Novel homozygous frameshift mutation of ITGB3 in the Glanzmann thrombasthenia patient with abnormal bone metabolism and congenital bone defects.

Abstract

Background: Glanzmann thrombasthenia (GT) is a rare inherited bleeding disorder caused by dysfunction of the integrin αIIbβ3 in platelets. The subunit β3, encoded by ITGB3 also plays a significant role in bone metabolism. Whether GT patients with β3 deficiency also suffer from bone pathology remains unclear.

Method: The 21-year-old female patient presenting with bleeding diathesis and multiple congenital bone defects in her right hand, and her seven family members were included in the study. Whole exome sequencing as well as Sanger sequencing were conducted to identify GT-associated mutations within the family. The platelet function of the family was detected by the platelet aggregation test and thromboelastography (TEG). The expression levels of CD41 (αIIb) and CD61 (β3) on the platelet surface and total in platelet were detected by flow cytometry and Western blot. Bioinformatics analysis was used to evaluate the pathogenicity of mutation sites and their effects on protein structure and function. X-ray imaging, bone densitometry and bone metabolism index were performed to evaluate bone development and metabolism.

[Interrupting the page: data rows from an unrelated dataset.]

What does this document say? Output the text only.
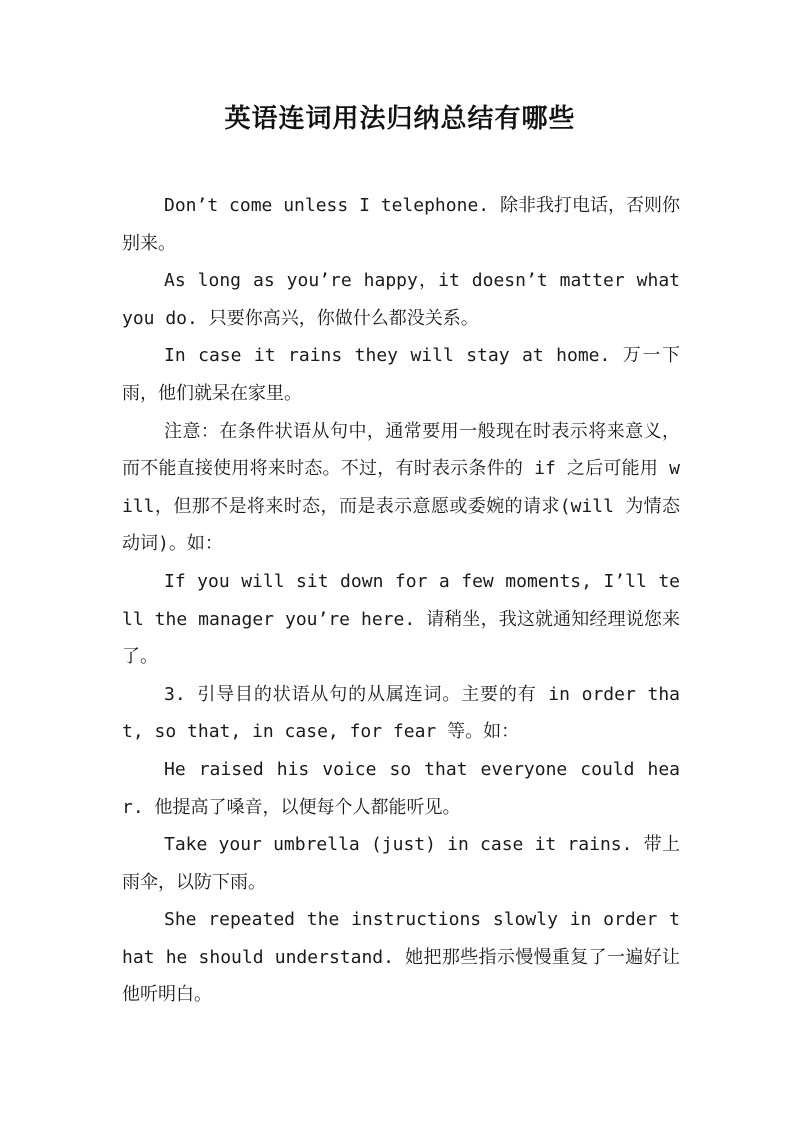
英语连词用法归纳总结有哪些

Don’t come unless I telephone. 除非我打电话，否则你别来。

As long as you’re happy，it doesn’t matter what you do. 只要你高兴，你做什么都没关系。

In case it rains they will stay at home. 万一下雨，他们就呆在家里。

注意：在条件状语从句中，通常要用一般现在时表示将来意义，而不能直接使用将来时态。不过，有时表示条件的 if 之后可能用 will，但那不是将来时态，而是表示意愿或委婉的请求(will 为情态动词)。如：

If you will sit down for a few moments, I’ll tell the manager you’re here. 请稍坐，我这就通知经理说您来了。

3. 引导目的状语从句的从属连词。主要的有 in order that, so that, in case, for fear 等。如：

He raised his voice so that everyone could hear. 他提高了嗓音，以便每个人都能听见。

Take your umbrella (just) in case it rains. 带上雨伞，以防下雨。

She repeated the instructions slowly in order that he should understand. 她把那些指示慢慢重复了一遍好让他听明白。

Result: A novel homozygous frameshift mutation c.2143_2158delinsCT (p.Lys715Leufs*36) of ITGB3 was found in the proband. Platelet aggregation by ADP, collagen, epinephrine, and arachidonic acid was absent, TEG showed hypocoagulability and decreased platelet function, and the expression levels of αIIb and β3 on the platelet surface and total in platelet were significantly reduced (< 5%) in the proband. The parents, second elder sister and grandmother of proband were heterozygous carriers without bleeding symptoms and had normal platelet aggregation function and αIIb/β3 protein expression. Structural modeling strongly suggested that the mutation creates a truncation in cytoplasmic domains of β3, resulting in the mutant β3/αIIbβ3 inactivated and low expression. The proband was born with partial absence of phalanges in digits 2-4 and the deformity of fingers 1 and 5 in her right hand, bone densitometry indicated significant osteopenia and increased risk of fracture in her right radius, and no other gene mutations related to bone pathology were identified.

Conclusion: A novel mutation of ITGB3 which results in GT was identified. This is the third reported case of GT combined with bone defect. Our work expands ITGB3 mutation spectrum and provide further insights into the potential association between GT and bone development and metabolism.